Dos três comandos conjuntos regionais (de nível dois) na Europa - Brunssum (Holanda), Nápoles (Itália) e Lisboa - ficarão dois. Dos três comandos de terceiro nível - terrestre, aéreo e naval -, ficarão os dois últimos, confirmando a ideia de que o grosso das operações terá uma natureza expedicionária. Saber quais, vai ser decidido mais tarde, provavelmente em Junho.

A mensagem dos EUA para esta reforma (muito apoiada por alguns países europeus, como a Holanda, a Alemanha ou a Dinamarca) não se estende às capacidades militares.

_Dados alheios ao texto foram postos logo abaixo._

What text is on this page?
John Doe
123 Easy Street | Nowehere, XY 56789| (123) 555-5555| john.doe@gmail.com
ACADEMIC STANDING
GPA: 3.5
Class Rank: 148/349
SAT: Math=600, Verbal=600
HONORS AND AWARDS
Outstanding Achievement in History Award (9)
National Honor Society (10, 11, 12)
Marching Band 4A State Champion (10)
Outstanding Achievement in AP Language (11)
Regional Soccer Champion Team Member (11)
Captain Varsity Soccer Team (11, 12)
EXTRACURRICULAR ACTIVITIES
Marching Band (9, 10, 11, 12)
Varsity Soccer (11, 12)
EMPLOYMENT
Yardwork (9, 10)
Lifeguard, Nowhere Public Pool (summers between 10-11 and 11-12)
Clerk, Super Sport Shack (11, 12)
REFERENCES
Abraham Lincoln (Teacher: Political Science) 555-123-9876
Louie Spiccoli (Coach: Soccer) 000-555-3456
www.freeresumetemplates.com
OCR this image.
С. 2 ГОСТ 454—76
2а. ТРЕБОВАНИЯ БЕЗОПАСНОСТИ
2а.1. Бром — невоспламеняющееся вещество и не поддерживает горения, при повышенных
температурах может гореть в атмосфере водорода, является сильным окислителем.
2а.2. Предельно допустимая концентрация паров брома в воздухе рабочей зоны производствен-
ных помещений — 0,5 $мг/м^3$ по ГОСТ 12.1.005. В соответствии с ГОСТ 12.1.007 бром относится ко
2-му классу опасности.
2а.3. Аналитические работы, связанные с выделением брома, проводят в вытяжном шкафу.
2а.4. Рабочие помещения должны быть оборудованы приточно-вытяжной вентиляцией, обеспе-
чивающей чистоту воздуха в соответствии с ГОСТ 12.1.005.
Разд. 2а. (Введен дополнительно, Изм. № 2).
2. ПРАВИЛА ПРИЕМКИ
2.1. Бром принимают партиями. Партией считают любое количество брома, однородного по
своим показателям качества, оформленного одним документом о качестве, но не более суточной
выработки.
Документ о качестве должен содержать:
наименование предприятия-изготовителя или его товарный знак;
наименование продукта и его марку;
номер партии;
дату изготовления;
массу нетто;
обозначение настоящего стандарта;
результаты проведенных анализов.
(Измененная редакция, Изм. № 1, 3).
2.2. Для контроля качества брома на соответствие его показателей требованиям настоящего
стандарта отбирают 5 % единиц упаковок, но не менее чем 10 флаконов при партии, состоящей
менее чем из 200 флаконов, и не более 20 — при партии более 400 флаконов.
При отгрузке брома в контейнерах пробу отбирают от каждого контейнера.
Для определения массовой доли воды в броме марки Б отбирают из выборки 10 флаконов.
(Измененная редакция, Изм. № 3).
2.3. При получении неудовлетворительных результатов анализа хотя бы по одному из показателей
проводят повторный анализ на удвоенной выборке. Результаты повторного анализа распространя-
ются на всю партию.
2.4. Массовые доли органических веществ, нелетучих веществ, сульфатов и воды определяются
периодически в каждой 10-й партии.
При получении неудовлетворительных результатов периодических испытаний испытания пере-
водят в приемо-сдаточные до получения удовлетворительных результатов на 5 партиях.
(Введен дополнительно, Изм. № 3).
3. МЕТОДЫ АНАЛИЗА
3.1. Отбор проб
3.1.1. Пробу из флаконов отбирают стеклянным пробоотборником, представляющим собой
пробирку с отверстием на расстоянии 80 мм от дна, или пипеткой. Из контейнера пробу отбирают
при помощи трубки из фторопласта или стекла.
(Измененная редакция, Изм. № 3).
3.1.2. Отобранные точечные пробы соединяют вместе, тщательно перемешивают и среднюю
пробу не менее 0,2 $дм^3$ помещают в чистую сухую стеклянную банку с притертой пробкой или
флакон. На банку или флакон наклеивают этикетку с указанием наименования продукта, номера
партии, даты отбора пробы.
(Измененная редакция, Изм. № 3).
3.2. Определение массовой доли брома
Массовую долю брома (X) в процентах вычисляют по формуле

Pelo contrário, os EUA vêem com preocupação as reduções generalizadas dos orçamentos da defesa, que podem acentuar ainda mais a desproporção militar entre os dois lados do Atlântico. "A reforma da NATO não deve ser uma desculpa para cortar nos orçamentos", diz Ivo Daalder, embaixador dos EUA na NATO. "Deve, pelo contrário, servir para fazer um trabalho mais eficaz com aquilo que já hoje gastamos."

Mas a verdade é que o objectivo de manter os orçamentos de defesa dos 28 aliados acima dos 2 por cento é hoje apenas cumprido em cinco, incluindo os EUA, França e Reino Unido, mas excluindo, por exemplo, a Alemanha.

Hillary Clinton não hesitou em questionar o Governo britânico quando David Cameron anunciou os cortes brutais nas despesas com a defesa (8 por cento). "Esses cortes preocupam-me", disse à BBC. Robert Gates, o secretário da Defesa, acrescentou: "A minha preocupação é que quanto mais os nossos aliados cortarem nas suas capacidades [militares] tanto mais olharão para os EUA para cobrir todas as falhas". Ambos se referiam ao país europeu que mais contribui militarmente.